Shave him down, put him in a suit and Wilko could be like any other flabby-footed white collar suburban bean counter carrying twenty extra pounds around the mid-riff. A clock-punching nine-to-five workadaddy wage slave looking forwards to two weeks in the Maldives where he can ride an over-foamed fun board in head high reef waves over deep water.

But he ain’t, so from that perspective he’s punching well above his genetic weight and maximising return on his pro surfing investment. Every court needs a jester and Wilko fits that archetype admirably. A niche that is likely to enable him to ride the pro surfing gravy train for a few years yet.

Shave him down, put him in a suit and Wilko could be like any other flabby-footed white collar suburban bean counter carrying twenty extra pounds around the mid-riff. A clock-punching nine-to-five workadaddy wage slave looking forwards to two weeks in the Maldives

Given that he has the talent to be top ten for life we could probably remove the weight of expectation from Wilko and enjoy his career for what it is: a series of spluttering misfires that at some inexplicable and unexplainable point is likely to produce moments of unrestrained brilliance.

Surely you’d expect him to have a victory in him at some point in his career.

13. Taj Burrow

Rating: Seventeen

Taj Burrow retires
If this loosely slung rumour is true, Taj Burrow’s 19th year on tour will be his last. Will you miss his dazzling jams, and those enormous orang-utan sprays? An energy that never wavers? Twelve grand prix wins (including beating Kelly Slater in the final of the 2009 Pipe Masters, a Mundaka, and three Quiksilver Pro’s), a rookie of the year (1998) and two runner-up finishes (1999 and 2007).
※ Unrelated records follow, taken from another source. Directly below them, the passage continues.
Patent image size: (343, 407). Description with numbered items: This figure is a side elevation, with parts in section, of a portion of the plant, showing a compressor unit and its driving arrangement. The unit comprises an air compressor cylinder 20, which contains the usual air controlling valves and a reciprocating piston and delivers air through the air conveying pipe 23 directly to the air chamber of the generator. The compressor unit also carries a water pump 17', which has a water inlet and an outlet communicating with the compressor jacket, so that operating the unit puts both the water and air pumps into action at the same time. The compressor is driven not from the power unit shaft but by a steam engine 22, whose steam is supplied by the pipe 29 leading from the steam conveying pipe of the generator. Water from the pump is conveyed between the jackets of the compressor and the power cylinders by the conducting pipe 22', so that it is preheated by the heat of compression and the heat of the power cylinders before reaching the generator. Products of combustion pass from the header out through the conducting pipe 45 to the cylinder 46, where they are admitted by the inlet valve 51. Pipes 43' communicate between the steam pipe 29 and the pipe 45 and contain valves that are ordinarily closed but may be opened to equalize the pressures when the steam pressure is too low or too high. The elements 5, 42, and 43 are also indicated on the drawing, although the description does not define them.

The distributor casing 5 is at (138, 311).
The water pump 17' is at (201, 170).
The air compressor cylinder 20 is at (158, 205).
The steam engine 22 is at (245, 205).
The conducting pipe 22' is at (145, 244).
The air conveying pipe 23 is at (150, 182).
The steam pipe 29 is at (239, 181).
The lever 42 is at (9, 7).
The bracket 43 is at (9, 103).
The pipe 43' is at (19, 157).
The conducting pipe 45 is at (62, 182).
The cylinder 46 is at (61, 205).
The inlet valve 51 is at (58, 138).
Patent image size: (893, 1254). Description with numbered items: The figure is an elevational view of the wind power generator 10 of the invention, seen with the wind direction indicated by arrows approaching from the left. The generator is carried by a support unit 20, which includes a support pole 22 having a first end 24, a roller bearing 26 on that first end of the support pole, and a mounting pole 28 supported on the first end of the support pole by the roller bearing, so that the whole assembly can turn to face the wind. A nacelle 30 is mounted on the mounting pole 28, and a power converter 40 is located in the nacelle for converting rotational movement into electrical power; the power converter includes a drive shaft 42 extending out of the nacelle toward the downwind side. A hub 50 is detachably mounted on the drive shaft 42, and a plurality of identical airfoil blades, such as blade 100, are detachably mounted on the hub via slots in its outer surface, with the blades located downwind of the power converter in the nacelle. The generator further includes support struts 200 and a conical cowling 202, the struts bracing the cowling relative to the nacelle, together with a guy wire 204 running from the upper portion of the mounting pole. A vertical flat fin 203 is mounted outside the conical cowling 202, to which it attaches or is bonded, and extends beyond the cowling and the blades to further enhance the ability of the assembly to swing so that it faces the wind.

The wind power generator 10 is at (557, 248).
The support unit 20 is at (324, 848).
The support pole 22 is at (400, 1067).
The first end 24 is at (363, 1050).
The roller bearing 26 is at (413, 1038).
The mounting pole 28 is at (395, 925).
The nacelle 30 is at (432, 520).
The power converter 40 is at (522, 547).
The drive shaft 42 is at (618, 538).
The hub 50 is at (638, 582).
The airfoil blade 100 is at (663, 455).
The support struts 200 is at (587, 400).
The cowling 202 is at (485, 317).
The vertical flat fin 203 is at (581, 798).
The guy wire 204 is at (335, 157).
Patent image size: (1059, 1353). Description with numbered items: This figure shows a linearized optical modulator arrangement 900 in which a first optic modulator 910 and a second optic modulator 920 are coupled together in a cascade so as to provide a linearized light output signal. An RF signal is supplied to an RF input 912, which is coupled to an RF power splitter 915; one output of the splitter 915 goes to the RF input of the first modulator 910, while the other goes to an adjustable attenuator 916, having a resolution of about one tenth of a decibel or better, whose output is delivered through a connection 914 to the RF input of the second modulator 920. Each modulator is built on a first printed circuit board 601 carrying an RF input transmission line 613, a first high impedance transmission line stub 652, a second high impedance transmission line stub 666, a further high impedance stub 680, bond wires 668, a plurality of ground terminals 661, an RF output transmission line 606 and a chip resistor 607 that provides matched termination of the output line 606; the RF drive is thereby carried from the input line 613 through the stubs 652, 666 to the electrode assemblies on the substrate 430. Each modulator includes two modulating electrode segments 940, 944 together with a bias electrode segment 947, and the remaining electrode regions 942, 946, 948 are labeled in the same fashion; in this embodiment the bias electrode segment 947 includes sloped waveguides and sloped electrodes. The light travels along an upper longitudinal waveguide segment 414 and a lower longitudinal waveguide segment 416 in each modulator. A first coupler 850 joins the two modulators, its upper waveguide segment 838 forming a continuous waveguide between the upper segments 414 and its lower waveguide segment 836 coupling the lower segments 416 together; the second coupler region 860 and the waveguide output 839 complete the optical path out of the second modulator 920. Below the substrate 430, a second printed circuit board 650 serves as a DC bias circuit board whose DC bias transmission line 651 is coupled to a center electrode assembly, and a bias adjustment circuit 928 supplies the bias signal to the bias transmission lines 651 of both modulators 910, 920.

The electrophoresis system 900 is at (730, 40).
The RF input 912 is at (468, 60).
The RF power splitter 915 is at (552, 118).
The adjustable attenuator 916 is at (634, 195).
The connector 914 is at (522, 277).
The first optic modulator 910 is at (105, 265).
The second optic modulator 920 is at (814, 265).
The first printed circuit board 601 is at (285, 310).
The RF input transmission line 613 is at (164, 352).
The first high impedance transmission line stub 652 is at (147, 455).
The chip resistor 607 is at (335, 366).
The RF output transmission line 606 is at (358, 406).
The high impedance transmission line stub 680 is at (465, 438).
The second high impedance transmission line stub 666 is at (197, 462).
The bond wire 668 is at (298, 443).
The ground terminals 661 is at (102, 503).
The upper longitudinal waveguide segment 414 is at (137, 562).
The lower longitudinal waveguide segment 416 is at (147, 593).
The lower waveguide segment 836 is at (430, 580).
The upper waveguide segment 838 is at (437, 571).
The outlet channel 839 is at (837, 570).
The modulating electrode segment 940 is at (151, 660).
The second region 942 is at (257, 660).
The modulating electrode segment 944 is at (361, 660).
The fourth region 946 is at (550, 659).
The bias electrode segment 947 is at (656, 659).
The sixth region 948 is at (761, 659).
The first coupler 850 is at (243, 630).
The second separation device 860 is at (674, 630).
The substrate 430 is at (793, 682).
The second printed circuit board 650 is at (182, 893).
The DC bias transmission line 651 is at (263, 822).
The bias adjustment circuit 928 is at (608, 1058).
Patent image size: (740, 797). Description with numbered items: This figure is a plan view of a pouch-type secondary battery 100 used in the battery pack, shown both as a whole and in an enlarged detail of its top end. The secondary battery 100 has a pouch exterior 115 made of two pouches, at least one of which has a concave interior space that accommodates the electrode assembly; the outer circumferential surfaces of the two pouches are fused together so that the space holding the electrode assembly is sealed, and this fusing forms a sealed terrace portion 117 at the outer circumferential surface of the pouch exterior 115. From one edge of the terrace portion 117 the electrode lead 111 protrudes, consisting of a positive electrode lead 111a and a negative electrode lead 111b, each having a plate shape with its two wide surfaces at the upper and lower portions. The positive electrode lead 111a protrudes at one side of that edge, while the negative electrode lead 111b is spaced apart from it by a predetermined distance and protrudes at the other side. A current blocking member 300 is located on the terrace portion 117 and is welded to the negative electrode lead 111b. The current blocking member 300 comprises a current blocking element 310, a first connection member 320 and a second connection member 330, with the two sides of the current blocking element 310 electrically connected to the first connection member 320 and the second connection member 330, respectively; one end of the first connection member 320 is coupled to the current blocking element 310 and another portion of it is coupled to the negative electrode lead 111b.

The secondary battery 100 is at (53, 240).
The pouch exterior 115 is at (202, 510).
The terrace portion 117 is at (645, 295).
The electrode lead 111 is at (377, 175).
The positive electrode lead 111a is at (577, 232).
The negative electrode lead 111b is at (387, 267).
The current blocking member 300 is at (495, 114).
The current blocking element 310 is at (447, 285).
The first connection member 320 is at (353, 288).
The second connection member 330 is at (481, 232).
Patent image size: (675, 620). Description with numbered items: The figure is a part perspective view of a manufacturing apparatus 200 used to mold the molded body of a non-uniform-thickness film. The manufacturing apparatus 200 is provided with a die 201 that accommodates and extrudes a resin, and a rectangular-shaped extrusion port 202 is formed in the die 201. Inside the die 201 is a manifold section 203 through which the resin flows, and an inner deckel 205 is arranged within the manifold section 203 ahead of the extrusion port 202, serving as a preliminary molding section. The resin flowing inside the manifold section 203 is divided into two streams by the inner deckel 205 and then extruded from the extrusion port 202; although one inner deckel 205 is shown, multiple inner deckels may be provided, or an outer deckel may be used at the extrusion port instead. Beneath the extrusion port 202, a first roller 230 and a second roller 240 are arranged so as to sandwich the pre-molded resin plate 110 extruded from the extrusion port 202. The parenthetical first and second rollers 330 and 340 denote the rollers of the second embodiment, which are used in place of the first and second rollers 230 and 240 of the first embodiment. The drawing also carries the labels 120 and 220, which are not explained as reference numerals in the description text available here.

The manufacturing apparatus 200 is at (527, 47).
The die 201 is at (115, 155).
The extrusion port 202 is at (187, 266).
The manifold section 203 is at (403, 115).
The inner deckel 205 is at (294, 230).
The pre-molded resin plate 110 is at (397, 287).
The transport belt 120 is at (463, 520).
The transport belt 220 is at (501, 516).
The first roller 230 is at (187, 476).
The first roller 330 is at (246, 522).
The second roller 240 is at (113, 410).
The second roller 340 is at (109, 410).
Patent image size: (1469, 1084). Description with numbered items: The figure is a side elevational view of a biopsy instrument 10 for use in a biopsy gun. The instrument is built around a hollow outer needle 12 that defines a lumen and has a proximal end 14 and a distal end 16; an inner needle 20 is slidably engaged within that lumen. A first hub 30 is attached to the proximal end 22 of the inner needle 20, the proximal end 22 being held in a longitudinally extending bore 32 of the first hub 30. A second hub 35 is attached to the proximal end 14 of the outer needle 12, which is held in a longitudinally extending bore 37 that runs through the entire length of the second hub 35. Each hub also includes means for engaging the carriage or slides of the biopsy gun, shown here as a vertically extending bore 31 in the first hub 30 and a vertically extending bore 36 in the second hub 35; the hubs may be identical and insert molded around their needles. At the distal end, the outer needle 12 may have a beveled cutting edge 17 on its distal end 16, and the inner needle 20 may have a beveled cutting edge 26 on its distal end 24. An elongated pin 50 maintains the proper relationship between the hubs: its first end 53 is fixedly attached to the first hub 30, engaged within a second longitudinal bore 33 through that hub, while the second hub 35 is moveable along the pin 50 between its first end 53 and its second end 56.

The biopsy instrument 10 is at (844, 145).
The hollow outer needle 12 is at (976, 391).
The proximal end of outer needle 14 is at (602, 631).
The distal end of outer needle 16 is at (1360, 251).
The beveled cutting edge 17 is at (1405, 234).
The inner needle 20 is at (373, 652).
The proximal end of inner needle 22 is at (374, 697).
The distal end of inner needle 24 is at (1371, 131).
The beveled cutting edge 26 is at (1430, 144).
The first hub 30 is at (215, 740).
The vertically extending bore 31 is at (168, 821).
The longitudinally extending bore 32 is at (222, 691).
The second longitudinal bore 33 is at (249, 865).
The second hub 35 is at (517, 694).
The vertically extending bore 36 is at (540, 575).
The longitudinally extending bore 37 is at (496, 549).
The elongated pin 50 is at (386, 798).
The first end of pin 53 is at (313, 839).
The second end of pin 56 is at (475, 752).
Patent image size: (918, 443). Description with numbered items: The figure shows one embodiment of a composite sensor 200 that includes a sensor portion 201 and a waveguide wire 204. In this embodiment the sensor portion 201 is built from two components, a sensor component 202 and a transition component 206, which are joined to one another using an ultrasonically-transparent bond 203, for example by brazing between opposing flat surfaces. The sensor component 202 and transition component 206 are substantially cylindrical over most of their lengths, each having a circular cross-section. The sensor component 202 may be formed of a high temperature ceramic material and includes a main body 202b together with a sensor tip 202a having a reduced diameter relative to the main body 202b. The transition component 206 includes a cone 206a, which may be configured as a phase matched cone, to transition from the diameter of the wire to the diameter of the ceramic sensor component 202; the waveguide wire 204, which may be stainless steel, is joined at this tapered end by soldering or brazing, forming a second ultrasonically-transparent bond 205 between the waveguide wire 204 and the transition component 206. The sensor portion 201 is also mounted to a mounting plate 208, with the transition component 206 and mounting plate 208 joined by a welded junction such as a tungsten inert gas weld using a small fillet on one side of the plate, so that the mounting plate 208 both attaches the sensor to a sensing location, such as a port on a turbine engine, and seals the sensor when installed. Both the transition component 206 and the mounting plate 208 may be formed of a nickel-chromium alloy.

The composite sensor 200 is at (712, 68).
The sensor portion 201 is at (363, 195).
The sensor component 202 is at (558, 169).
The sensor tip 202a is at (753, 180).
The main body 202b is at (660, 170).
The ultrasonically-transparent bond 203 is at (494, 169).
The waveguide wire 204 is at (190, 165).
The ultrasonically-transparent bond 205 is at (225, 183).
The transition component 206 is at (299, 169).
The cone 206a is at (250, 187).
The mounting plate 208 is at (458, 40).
Photo Steve Sherman/@tsherms/Photo Union Worker

This could be Taj’s last year on tour? My understanding of his career is always linked to the Ballad of Robbie Johnson. Robbie came up against Taj in the Pro Junior at North Narrabeen, when that was the only comp that mattered for young hopefuls.

Everyone present knew Robbie beat Taj fair and square but the judges pushed Taj through. He was the golden boy of Aussie surfing and it just wouldn’t do to have him knocked out by a no-name.

Robbie tried hard but the sponsors never came. That was his big moment and the injustice took his dream and made it bitter in his heart. Robbie became a working man, one of those who you’d see somewhere and think: he coulda, shoulda been pro.

And what did we get in exchange for the death of the dreams of Robbie Johnson? For someone to prosper, others must fail. We got a long career from Taj, but one attenuated by a refusal to step up when it was most needed. The cosmic balance wasn’t restored by the rorting of Robbie Johnson.